Sette bir diyalog gözden kaçmıyor, Ankara’dan gelmiş bir beyle fotoğraf çektiren Özlem Hanım daha sonra Sabri Özmener’e “ Bak manevi oğlum gelmiş” diyor. Sabri Bey’de “Ya senin ne kadar da çok oğlun var” diyor. Anlayacağınız oyuncu ve seyirci bütünlüğü tam bir aile sıcaklığında..Bu zor koşullarda bu büyük başarının sırrı da bu herhalde.. Cumartesi- Pazar günleri Tatköy, tam bir ana baba gününe benziyor. Resmen bir insan seli oluşuyor. Hatta oyuncular kendi aralarında Pazar’ı artık “Kanlı Pazar” olarak değerlendiriyorlar. İzdihamdan dolayı yaşanan zorluk sebebiyle. Herkesin elinde fotoğraf makinesi “–Şivan nerde, -Tarık nerde” sesleri arasında kendinizi kaybediyorsunuz.

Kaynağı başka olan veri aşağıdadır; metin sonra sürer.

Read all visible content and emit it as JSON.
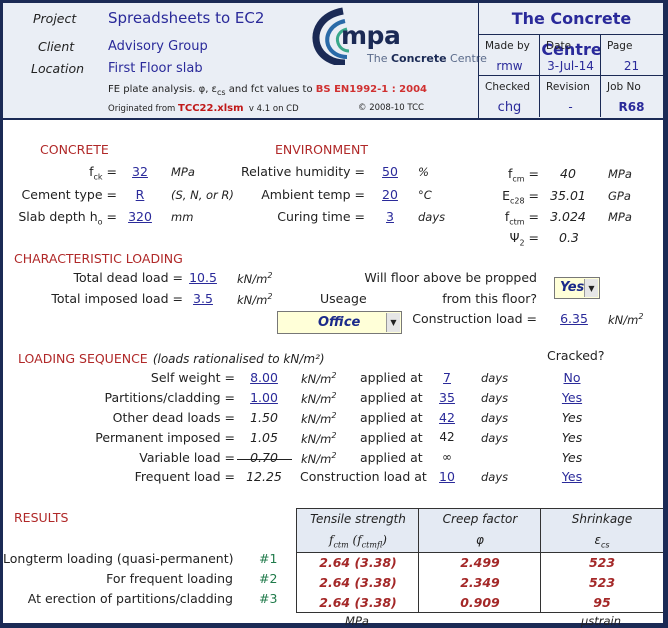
{
  "header": {
    "project_label": "Project",
    "project_value": "Spreadsheets to EC2",
    "client_label": "Client",
    "client_value": "Advisory Group",
    "location_label": "Location",
    "location_value": "First Floor slab",
    "description_prefix": "FE plate analysis. φ, ε",
    "description_sub": "cs",
    "description_mid": " and fct values to ",
    "description_standard": "BS EN1992-1 : 2004",
    "originated_prefix": "Originated from ",
    "originated_file": "TCC22.xlsm",
    "originated_version": "v 4.1 on CD",
    "copyright": "© 2008-10 TCC",
    "logo_text": "mpa",
    "logo_sub_prefix": "The ",
    "logo_sub_bold": "Concrete",
    "logo_sub_suffix": " Centre",
    "org_title": "The Concrete Centre",
    "made_by_label": "Made by",
    "made_by_value": "rmw",
    "date_label": "Date",
    "date_value": "3-Jul-14",
    "page_label": "Page",
    "page_value": "21",
    "checked_label": "Checked",
    "checked_value": "chg",
    "revision_label": "Revision",
    "revision_value": "-",
    "job_no_label": "Job No",
    "job_no_value": "R68"
  },
  "concrete": {
    "title": "CONCRETE",
    "fck_label": "f",
    "fck_sub": "ck",
    "fck_eq": " =",
    "fck_value": "32",
    "fck_unit": "MPa",
    "cement_label": "Cement type =",
    "cement_value": "R",
    "cement_hint": "(S, N, or R)",
    "depth_label": "Slab depth h",
    "depth_sub": "o",
    "depth_eq": " =",
    "depth_value": "320",
    "depth_unit": "mm"
  },
  "environment": {
    "title": "ENVIRONMENT",
    "rh_label": "Relative humidity =",
    "rh_value": "50",
    "rh_unit": "%",
    "temp_label": "Ambient temp =",
    "temp_value": "20",
    "temp_unit": "°C",
    "curing_label": "Curing time =",
    "curing_value": "3",
    "curing_unit": "days"
  },
  "properties": {
    "fcm_label": "f",
    "fcm_sub": "cm",
    "fcm_value": "40",
    "fcm_unit": "MPa",
    "ec28_label": "E",
    "ec28_sub": "c28",
    "ec28_value": "35.01",
    "ec28_unit": "GPa",
    "fctm_label": "f",
    "fctm_sub": "ctm",
    "fctm_value": "3.024",
    "fctm_unit": "MPa",
    "psi2_label": "Ψ",
    "psi2_sub": "2",
    "psi2_value": "0.3",
    "eq": " ="
  },
  "characteristic": {
    "title": "CHARACTERISTIC LOADING",
    "dead_label": "Total dead load =",
    "dead_value": "10.5",
    "imposed_label": "Total imposed load =",
    "imposed_value": "3.5",
    "unit_base": "kN/m",
    "unit_sup": "2",
    "useage_label": "Useage",
    "useage_value": "Office",
    "propped_label_1": "Will floor above be propped",
    "propped_label_2": "from this floor?",
    "propped_value": "Yes",
    "construction_label": "Construction load =",
    "construction_value": "6.35",
    "dropdown_arrow": "▼"
  },
  "sequence": {
    "title": "LOADING SEQUENCE",
    "subtitle": "(loads rationalised to kN/m²)",
    "cracked_header": "Cracked?",
    "applied_at": "applied at",
    "days": "days",
    "unit_base": "kN/m",
    "unit_sup": "2",
    "rows": [
      {
        "label": "Self weight =",
        "value": "8.00",
        "value_input": true,
        "age": "7",
        "age_input": true,
        "days": true,
        "cracked": "No",
        "cracked_input": true
      },
      {
        "label": "Partitions/cladding =",
        "value": "1.00",
        "value_input": true,
        "age": "35",
        "age_input": true,
        "days": true,
        "cracked": "Yes",
        "cracked_input": true
      },
      {
        "label": "Other dead loads =",
        "value": "1.50",
        "value_input": false,
        "age": "42",
        "age_input": true,
        "days": true,
        "cracked": "Yes",
        "cracked_input": false
      },
      {
        "label": "Permanent imposed =",
        "value": "1.05",
        "value_input": false,
        "age": "42",
        "age_input": false,
        "days": true,
        "cracked": "Yes",
        "cracked_input": false
      },
      {
        "label": "Variable load =",
        "value": "0.70",
        "value_input": false,
        "age": "∞",
        "age_input": false,
        "days": false,
        "cracked": "Yes",
        "cracked_input": false
      }
    ],
    "frequent_label": "Frequent load =",
    "frequent_value": "12.25",
    "construction_at_label": "Construction load at",
    "construction_age": "10",
    "construction_cracked": "Yes"
  },
  "results": {
    "title": "RESULTS",
    "col1_title": "Tensile strength",
    "col1_symbol": "f",
    "col1_sub": "ctm",
    "col1_paren": " (f",
    "col1_paren_sub": "ctmfl",
    "col1_paren_close": ")",
    "col2_title": "Creep factor",
    "col2_symbol": "φ",
    "col3_title": "Shrinkage",
    "col3_symbol": "ε",
    "col3_sub": "cs",
    "rows": [
      {
        "label": "Longterm loading (quasi-permanent)",
        "id": "#1",
        "tensile": "2.64 (3.38)",
        "creep": "2.499",
        "shrinkage": "523"
      },
      {
        "label": "For frequent loading",
        "id": "#2",
        "tensile": "2.64 (3.38)",
        "creep": "2.349",
        "shrinkage": "523"
      },
      {
        "label": "At erection of partitions/cladding",
        "id": "#3",
        "tensile": "2.64 (3.38)",
        "creep": "0.909",
        "shrinkage": "95"
      }
    ],
    "unit_tensile": "MPa",
    "unit_shrinkage": "μstrain"
  },
  "colors": {
    "frame": "#1b2a55",
    "header_bg": "#eaeef5",
    "input_blue": "#2a2a9a",
    "section_red": "#b02828",
    "result_red": "#a42828",
    "id_green": "#1f7a4a",
    "dropdown_bg": "#ffffd8"
  }
}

Osmaniye’den gelen iki otobüs, Ankara’dan gelen, Mardin’den gelen, İstanbul’dan gelen yüzlerce seyirci, seti, sanatçıları, mağaraları, dinlenme yerlerini görmek için yarış yapıyorlar. Minibüsler, servisler, özel arabalar set alanı ziyaretçilerin vasıtaları ile dolup taşmış bir vaziyette. Sabri Özmener, “Diğer kanallarda birçok projede yer aldım, ama seyirciden bu kadar ilgi sadece Samanyolu’nda gördüm” diyor.

Set, Türkiye’nin hemen her yerinden ziyaretçi alıyor. Ve bu ilgi gün geçtikçe artıyor. Sadece setleri ziyaret etmekle, Perşembe akşamlarını ona ayırmakla kalmayan hayranlar internet aleminde de onlara özel fan siteleri açmış. Özgül Sağdıç için: http://www.ozgulsagdic.ile.biz/, Özlem Akınözü için: http://www.ozlemakinozu.net/, Ozan Çobanoğlu için: http://www.ozancobanoglu.net.tc/, Eren Özyalçın için: http://www.erenozyalcin.ile.biz/ ve bunlara benzer birçok site.Bu siteler bu siteye üyeler bu dizinin ne kadar benimsendiğinin reyting kaygısı taşımaması gerektiğinin göstergelerinden sadece biri. Seyirciler kendilerini dizi ile o kadar birleştirmiş ki, seyircilerden biri Özgül Sağdıç’ın fotoğrafını istiyor, bir tane veriyoruz “A ama bu yeni çekilmemiş yeni çekip bize iletin” diyor. Yeni çekilmediğini nerden anladınız diye sorunca oda “ Berfin, bu kostümü ilk sezonda giyiyordu, oradan anladım” diyor.Biz de diyecek söz bulamıyoruz. Bu sevgi seline sadece “41 kere Maşallah” diyoruz.